Weald — Wikipédia

Paysage du Surrey et des bois du Weald, depuis Leith Hill Tower, en direction du sud-est vers les South Downs.

Le Weald (pron. [wiəld]) est un terme de géographie physique désignant la région sud-est de l’Angleterre encaissée entre les escarpements crayeux parallèles des North et South Downs. Il faut y distinguer deux reliefs, le Haut-Weald (High Weald) gréseux constituant la région centrale ; et le Low Weald argileux formant la périphérie. Ce toponyme, d’étymologie saxonne, signifie pays boisé, une qualification toujours appropriée de nos jours : les fermes et les villages parsemant le paysage témoignent, par leur nom, du passé du Weald. D'un point de vue géologique, le Weald est le pendant anglais du Boulonnais français, l'ensemble formant le bassin Weald-Boulonnais.

Étymologie[modifier | modifier le code]

Weald est un mot anglo-saxon, d’une racine Indo-européenne ancienne signifiant « forêt » ou « terre sauvage ». Les wolds, coteaux boisés de l'Angleterre, partagent cette étymologie[1]. Les Saxons donnaient aussi au pays le nom d’Andresleaz, transcription d'un toponyme encore plus ancien : Coit Andred (très étendu), ou en latin Saltus Andred, la grande forêt[2]. Cf. par ailleurs les notes complémentaires[3].

Il y a en anglais un adjectif associé à cette région, Wealden, qui a été repris en français par les géologues (cf. infra).

Géologie[modifier | modifier le code]

Coupe géologique du nord au sud : Le Haut-Weald et le Bas-Weald sont en réalité deux vestiges d'une même couche.

Le Weald constitue les vestiges d’un anticlinal, à savoir le dôme d'un pli rocheux du Crétacé inférieur, dont l’érosion a mis à nu le substrat, formé de crêtes de grès et de vallées argileuses. Les plus anciennes roches affleurant au centre de l’anticlinal sont rattachées à la couche de Purbeck du Jurassique supérieur (étages Portlandien - aujourd'hui Tithonien - et Berriasien). Au-dessus, les roches du Crétacé inférieur montrent des alternances de sables, de grès et d'argiles du faciès wealdien (les sables d’Ashdown, l’argile de Wadhurst, les sables de Tunbridge Wells, dénommés collectivement « lits de Hastings ») et l’argile du Weald. Ce Wealdien est recouvert par la couche du lower greensand de l'étage Aptien et la formation de Gault, qui comporte l’argile du Gault et l’Upper Greensand[4].

Les roches de la partie centrale de l’anticlinal comportent des grès durs, qui forment les collines qu'on appelle aujourd’hui le Haut-Weald (High Weald).

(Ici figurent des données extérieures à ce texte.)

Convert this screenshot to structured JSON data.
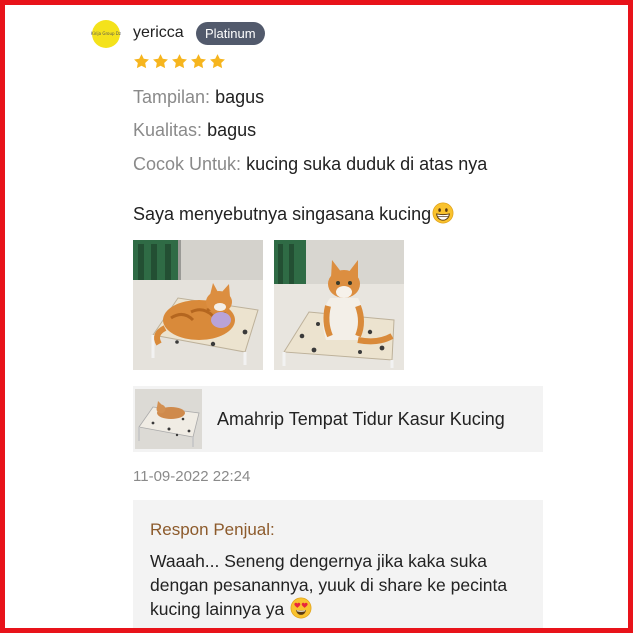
{
  "reviewer": {
    "name": "yericca",
    "badge": "Platinum",
    "avatar_text": "Kirija Group Dz",
    "rating": 5,
    "rating_max": 5
  },
  "attributes": [
    {
      "label": "Tampilan:",
      "value": "bagus"
    },
    {
      "label": "Kualitas:",
      "value": "bagus"
    },
    {
      "label": "Cocok Untuk:",
      "value": "kucing suka duduk di atas nya"
    }
  ],
  "review_text": "Saya menyebutnya singasana kucing",
  "review_emoji": "grinning-face-emoji",
  "photos": [
    "cat-lying-on-bed-photo",
    "cat-sitting-on-bed-photo"
  ],
  "product": {
    "name": "Amahrip Tempat Tidur Kasur Kucing",
    "thumbnail": "pet-bed-thumbnail"
  },
  "timestamp": "11-09-2022 22:24",
  "seller_response": {
    "title": "Respon Penjual:",
    "text": "Waaah... Seneng dengernya jika kaka suka dengan pesanannya, yuuk di share ke pecinta kucing lainnya ya",
    "emoji": "heart-eyes-emoji"
  },
  "colors": {
    "border": "#e8131a",
    "star": "#f6b51e",
    "badge_bg": "#525a6c",
    "avatar_bg": "#f4e21b",
    "label_gray": "#8a8a8a",
    "seller_title": "#8c5a2b",
    "card_bg": "#f3f3f3"
  }
}
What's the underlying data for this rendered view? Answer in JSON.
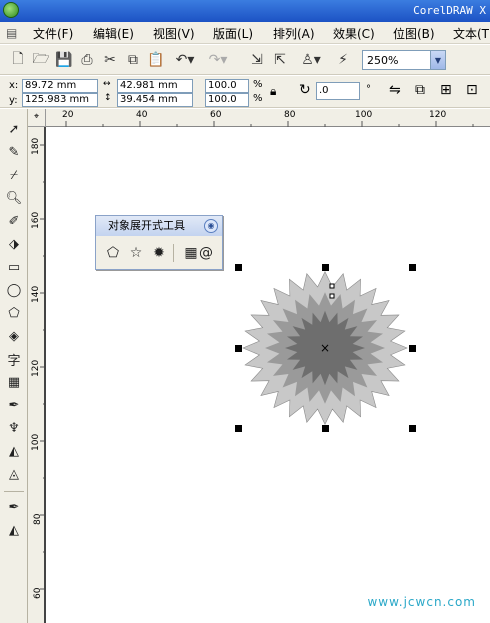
{
  "app": {
    "title": "CorelDRAW X"
  },
  "menu": [
    {
      "label": "文件(F)"
    },
    {
      "label": "编辑(E)"
    },
    {
      "label": "视图(V)"
    },
    {
      "label": "版面(L)"
    },
    {
      "label": "排列(A)"
    },
    {
      "label": "效果(C)"
    },
    {
      "label": "位图(B)"
    },
    {
      "label": "文本(T)"
    }
  ],
  "toolbar": {
    "zoom": "250%"
  },
  "properties": {
    "x_label": "x:",
    "y_label": "y:",
    "x": "89.72 mm",
    "y": "125.983 mm",
    "width": "42.981 mm",
    "height": "39.454 mm",
    "scale_w": "100.0",
    "scale_h": "100.0",
    "pct1": "%",
    "pct2": "%",
    "rotation": ".0",
    "degree": "°"
  },
  "ruler": {
    "h_ticks": [
      "20",
      "40",
      "60",
      "80",
      "100",
      "120"
    ],
    "v_ticks": [
      "180",
      "160",
      "140",
      "120",
      "100",
      "80",
      "60"
    ]
  },
  "flyout": {
    "title": "对象展开式工具"
  },
  "watermark": "www.jcwcn.com",
  "colors": {
    "title_bar": "#245edb",
    "chrome": "#f1efe6",
    "star_outer": "#c8c8c8",
    "star_mid": "#9a9a9a",
    "star_inner": "#6e6e6e"
  }
}
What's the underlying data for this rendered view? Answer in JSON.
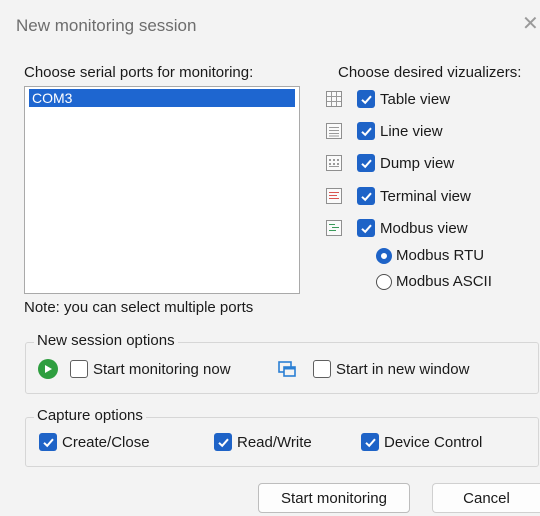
{
  "window": {
    "title": "New monitoring session",
    "close_glyph": "✕"
  },
  "ports": {
    "label": "Choose serial ports for monitoring:",
    "items": [
      "COM3"
    ],
    "note": "Note: you can select multiple ports"
  },
  "visualizers": {
    "label": "Choose desired vizualizers:",
    "items": [
      {
        "label": "Table view",
        "icon": "table-view-icon",
        "checked": true
      },
      {
        "label": "Line view",
        "icon": "line-view-icon",
        "checked": true
      },
      {
        "label": "Dump view",
        "icon": "dump-view-icon",
        "checked": true
      },
      {
        "label": "Terminal view",
        "icon": "terminal-view-icon",
        "checked": true
      },
      {
        "label": "Modbus view",
        "icon": "modbus-view-icon",
        "checked": true
      }
    ],
    "modbus_modes": [
      {
        "label": "Modbus RTU",
        "selected": true
      },
      {
        "label": "Modbus ASCII",
        "selected": false
      }
    ]
  },
  "session_options": {
    "title": "New session options",
    "start_now": {
      "label": "Start monitoring now",
      "checked": false,
      "icon": "play-icon"
    },
    "new_window": {
      "label": "Start in new window",
      "checked": false,
      "icon": "new-window-icon"
    }
  },
  "capture_options": {
    "title": "Capture options",
    "items": [
      {
        "label": "Create/Close",
        "checked": true
      },
      {
        "label": "Read/Write",
        "checked": true
      },
      {
        "label": "Device Control",
        "checked": true
      }
    ]
  },
  "buttons": {
    "start": "Start monitoring",
    "cancel": "Cancel"
  },
  "colors": {
    "accent": "#1e63c7",
    "selection": "#1e66d0",
    "play": "#2e9e3f"
  }
}
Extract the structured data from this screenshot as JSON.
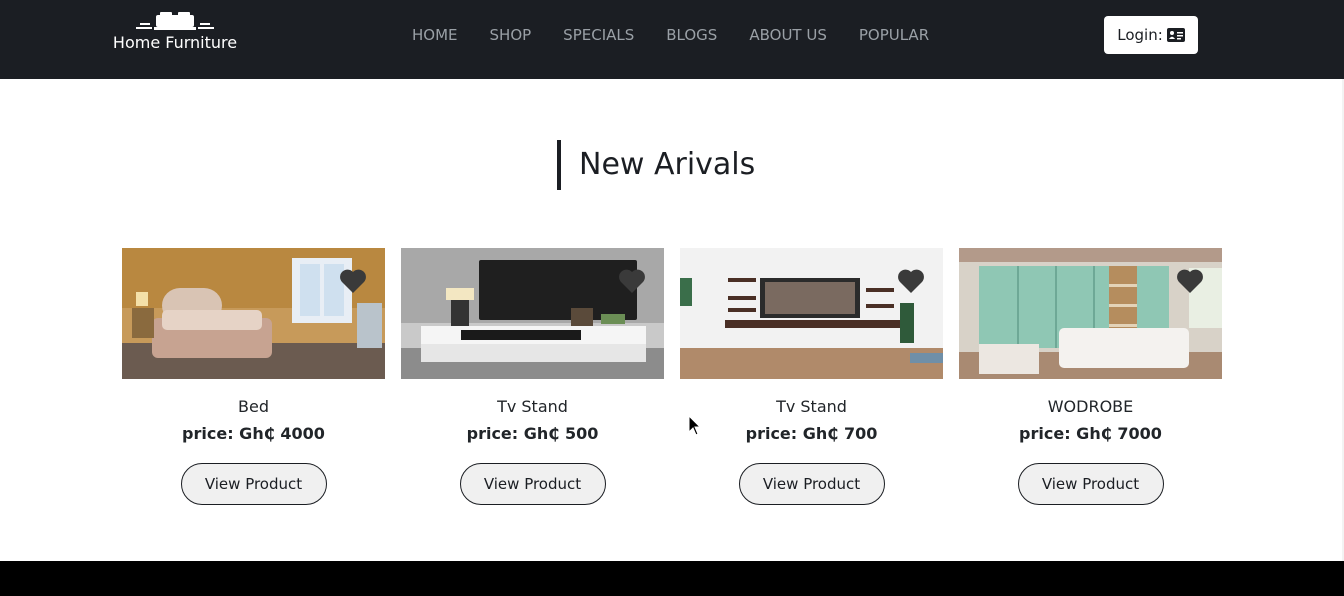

La zone périphérique est pour l'essentiel constituée de grès plus tendres et d'argiles qui dessinent un paysage au relief moins accidenté, le Bas-Weald (Low Weald). L’anticlinal du Weald ne forme qu'un avec celui de l’Artois en France : il se prolonge en effet sur quelque 65 km dans la direction du sud-est et renaît de l'autre côté du Pas de Calais pour former les collines du Boulonnais.

On a retrouvé plusieurs fossiles particulièrement intéressants dans les grès et les argiles du Weald, par exemple le spécimen Baryonyx. La fameuse supercherie de l’Homme de Piltdown s'est articulée autour d'un prétendu fossile humanoïde qu'on aurait découvert dans une gravière de Piltdown près de Lewes. Le premier spécimen d’iguanodon a été mis au jour en 1819 dans une carrière près de Cuckfield par un médecin de Lewes, Gideon Mantell[5].

Histoire[modifier | modifier le code]

Une partie des notes du début de ce paragraphe sont traduites du site web : High Weald:Human colonisation.

Les recherches préhistoriques indiquent qu'à la suite des chasseurs-cueilleurs du Mésolithique, les habitants du néolithique se sont mis à l'agriculture, avec pour conséquence des défrichements considérables. Dès l’Âge du fer, le Weald devint une région proto-industrielle, car les grès du wealdien sont riches en minerai de fer, et l'abondance du bois permettant de produire le charbon de bois utile à la fabrication de fonte, la région resta, de la colonisation romaine jusqu’à la fermeture du dernier atelier de forge en 1813, un bassin métallurgique de première importance pour l'ouest de l'Europe[6]. L'inventaire de l’Ordnance Survey Map of Roman Britain recense 33 mines de fer : or 67 % d'entre elles se trouvent dans le Weald.

La totalité du Weald était à l'origine couverte par la forêt. Des siècles de déforestation, correspondant à la demande des chantiers navals, du charbon de bois pour les forges, les cristalleries et les briqueteries n'ont laissé à travers le Weald que des vestiges de cette forêt primaire.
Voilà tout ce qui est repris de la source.